HFD Lt. Mike Alamo explained how the leak happened.
"They were cleaning up some stuff and I guess there was a pipe sticking out the ground," Alamo said. "They went to pull it...and broke the line and that's what started the leak."
He speculated the pipe was not attached in the ground very well.
Firefighters Corey Bates and Mike Scoggins wore bunker gear as a safety measure while putting a temporary clamp on the leaky pipe.
"Usually with free-flowing gas like that, it's just normal precaution for fire, explosion, things like that," Alamo said.
The fire department can usually independently handle low-pressure leaks, but since the leak was from a high-pressure line, they had to report to the gas company.
Firefighters remained on scene until a responding unit from Atlanta Gas Light took over.
"As long as it's flowing that volume of gas, we're staying here to make sure nothing happens," Alamo said.
While the leak was being taken care of, Alamo said the public was in no danger.

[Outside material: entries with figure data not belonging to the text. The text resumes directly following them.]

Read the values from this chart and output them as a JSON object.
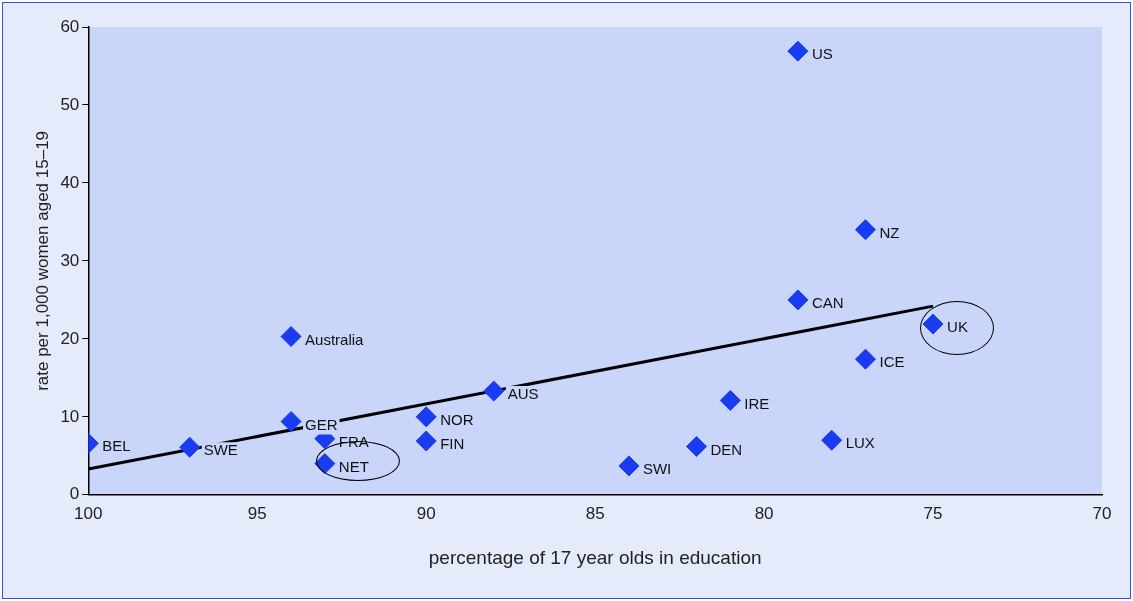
{
  "chart_data": {
    "type": "scatter",
    "xlabel": "percentage of 17 year olds in education",
    "ylabel": "rate per 1,000 women aged 15–19",
    "xlim": [
      100,
      70
    ],
    "xticks": [
      100,
      95,
      90,
      85,
      80,
      75,
      70
    ],
    "ylim": [
      0,
      60
    ],
    "yticks": [
      0,
      10,
      20,
      30,
      40,
      50,
      60
    ],
    "grid": false,
    "legend": false,
    "series": [
      {
        "marker": "diamond",
        "color": "#1a3cf0",
        "x": [
          100,
          97,
          94,
          94,
          93,
          93,
          90,
          90,
          88,
          84,
          82,
          81,
          79,
          79,
          77,
          77,
          78,
          75
        ],
        "values": [
          6.6,
          6.1,
          20.3,
          9.4,
          7.2,
          4.0,
          10,
          6.9,
          13.3,
          3.7,
          6.2,
          12.1,
          56.9,
          25,
          34,
          17.4,
          7,
          21.9
        ]
      },
      {
        "type": "line",
        "color": "#000000",
        "x": [
          100,
          75
        ],
        "values": [
          3.3,
          24.2
        ]
      }
    ],
    "annotations": [
      {
        "text": "BEL",
        "x": 100,
        "y": 6.6
      },
      {
        "text": "SWE",
        "x": 97,
        "y": 6.1
      },
      {
        "text": "Australia",
        "x": 94,
        "y": 20.3
      },
      {
        "text": "GER",
        "x": 94,
        "y": 9.4
      },
      {
        "text": "FRA",
        "x": 93,
        "y": 7.2
      },
      {
        "text": "NET",
        "x": 93,
        "y": 4.0
      },
      {
        "text": "NOR",
        "x": 90,
        "y": 10
      },
      {
        "text": "FIN",
        "x": 90,
        "y": 6.9
      },
      {
        "text": "AUS",
        "x": 88,
        "y": 13.3
      },
      {
        "text": "SWI",
        "x": 84,
        "y": 3.7
      },
      {
        "text": "DEN",
        "x": 82,
        "y": 6.2
      },
      {
        "text": "IRE",
        "x": 81,
        "y": 12.1
      },
      {
        "text": "US",
        "x": 79,
        "y": 56.9
      },
      {
        "text": "CAN",
        "x": 79,
        "y": 25
      },
      {
        "text": "NZ",
        "x": 77,
        "y": 34
      },
      {
        "text": "ICE",
        "x": 77,
        "y": 17.4
      },
      {
        "text": "LUX",
        "x": 78,
        "y": 7
      },
      {
        "text": "UK",
        "x": 75,
        "y": 21.9
      }
    ]
  }
}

But he advised remaining alert to gas leaks because it has the potential to become a bigger problem.
"If they smell gas, obviously the biggest thing is no open flames, sparks, things of that nature. Call 911 and they'll send someone out to take a look at it," he said.
According to the Atlanta Gas Light website, the greatest danger of an outside leak is fire.  
Alamo said the fire department gets reports of gas leaks about once a month.